In software development agencies we’re facing the dilemma of customers wanting amazing quality software delivered in no time at the lowest possible cost. All of you working for a software firm will know exactly what I am talking about. Rising quality requirements, shorter development periods and the ever growing amount of devices and browsers, make it increasingly difficult to ship good quality apps or websites, which is why we started building Gleap. In this blogpost I will show you how we handle agile bug tracking with Scrum.
As a company applying agile project management practices, we embrace change. For our day-to-day work with customers this means that product requirements for the apps or websites we’re developing are subject to constant change. To do that approach justice, we use Scrum as our project management tool and hence iteratively define all the requirements in our product backlog containing a certain set of functionalities, which we call tickets. The whole development process is then organized in iterations, so called sprints.
While in traditional waterfall software projects the scope is rigid and the costs and time can vary, we in agile project management have turned that triangle upside down. We have a fixed timeframe and resources, but the requirements are subject to change. Constant iterations with our customers are therefore key because they define the requirements that then directly go into the product backlog. And this is exactly where the bug reporting struggle starts.
Bug reports frequently lack essential information, such as which device users are testing on, what android or iOS version the smartphone is running on or which browser they’re using. Our PM team would spend hours collecting feedback and packing all the infos together with screenshots into Jira tickets.

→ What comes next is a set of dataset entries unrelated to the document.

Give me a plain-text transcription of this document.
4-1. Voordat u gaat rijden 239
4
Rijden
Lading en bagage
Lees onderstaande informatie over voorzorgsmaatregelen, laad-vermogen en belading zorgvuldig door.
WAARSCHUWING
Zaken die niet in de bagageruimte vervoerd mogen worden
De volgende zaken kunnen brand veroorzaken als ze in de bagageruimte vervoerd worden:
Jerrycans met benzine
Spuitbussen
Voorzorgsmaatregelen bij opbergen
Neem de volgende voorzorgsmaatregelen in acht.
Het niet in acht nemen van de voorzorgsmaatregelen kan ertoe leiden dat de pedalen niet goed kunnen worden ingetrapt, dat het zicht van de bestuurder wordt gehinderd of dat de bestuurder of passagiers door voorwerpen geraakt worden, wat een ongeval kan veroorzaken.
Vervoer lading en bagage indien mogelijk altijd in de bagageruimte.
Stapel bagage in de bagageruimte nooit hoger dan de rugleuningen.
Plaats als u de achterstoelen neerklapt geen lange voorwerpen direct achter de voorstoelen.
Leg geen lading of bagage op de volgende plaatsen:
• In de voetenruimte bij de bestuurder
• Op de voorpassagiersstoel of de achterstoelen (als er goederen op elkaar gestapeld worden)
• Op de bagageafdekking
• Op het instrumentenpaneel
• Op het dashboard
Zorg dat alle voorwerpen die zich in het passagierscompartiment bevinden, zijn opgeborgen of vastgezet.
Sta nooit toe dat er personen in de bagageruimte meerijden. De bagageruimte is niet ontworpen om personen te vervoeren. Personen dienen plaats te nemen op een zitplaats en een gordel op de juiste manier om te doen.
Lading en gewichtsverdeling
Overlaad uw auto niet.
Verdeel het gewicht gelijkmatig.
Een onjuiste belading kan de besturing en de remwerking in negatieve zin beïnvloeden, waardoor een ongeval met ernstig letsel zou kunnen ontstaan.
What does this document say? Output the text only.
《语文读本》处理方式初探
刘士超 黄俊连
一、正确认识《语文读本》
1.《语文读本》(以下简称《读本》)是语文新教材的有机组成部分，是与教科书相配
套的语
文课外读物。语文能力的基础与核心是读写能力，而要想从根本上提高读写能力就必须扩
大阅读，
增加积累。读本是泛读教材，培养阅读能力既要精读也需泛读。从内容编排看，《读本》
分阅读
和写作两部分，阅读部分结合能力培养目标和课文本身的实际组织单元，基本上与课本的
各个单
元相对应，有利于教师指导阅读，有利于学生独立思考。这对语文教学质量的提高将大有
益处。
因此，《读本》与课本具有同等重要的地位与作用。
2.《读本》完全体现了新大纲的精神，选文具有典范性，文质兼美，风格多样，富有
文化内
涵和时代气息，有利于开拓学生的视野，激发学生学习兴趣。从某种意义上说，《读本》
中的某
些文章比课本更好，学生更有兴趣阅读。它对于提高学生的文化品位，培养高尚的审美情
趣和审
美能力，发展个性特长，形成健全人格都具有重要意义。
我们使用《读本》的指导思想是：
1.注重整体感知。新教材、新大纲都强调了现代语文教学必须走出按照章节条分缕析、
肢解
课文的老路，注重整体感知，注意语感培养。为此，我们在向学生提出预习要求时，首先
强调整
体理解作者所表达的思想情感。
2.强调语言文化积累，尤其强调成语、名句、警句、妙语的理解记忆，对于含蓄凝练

That’s when our developers started building Gleap, and we immediately integrated it into our workflow.
The first key strategy of bug tracking with Scrum is that for us bug reporting is not a separate step at the end of the product lifecycle but it is rather part of every sprint. It is therefore impractical to have separate bug backlogs. Instead, for every bug we create a ticket in the respective sprint that it occurred. In this respect Gleap has immensely accelerated our workflow. With Gleap’s integration into our Jira board, all the bugs reported by a customer or user automatically generate a ticket in our Scrum board. Even better: All reports come with the essential information, such as session data, console logs and steps to reproduce. Awesome, right!
The second agile strategy when fixing bugs is to prioritize bug reports. Whenever a bug occurs, we determine how critical that bug is for the progression of our product. Gleap let’s us do exactly that. In our Scrum board we prioritize bugs on the basis of a traffic light system. Depending on the priority status we fix bugs immediately or deal with them at a later stage.
Since collaboration is another key factor when working with agile project management approaches, we heavily rely on the in-app chat feature of Gleap to directly contact our users to for instance get further information on a report. Using a bug tracking tool that has allowed us to work collaboratively in real-time through being able to integrate it into our Jira board, assign bugs and get all the information we need, has compressed our sprints, improved our team efficiency and increased the quality of our output.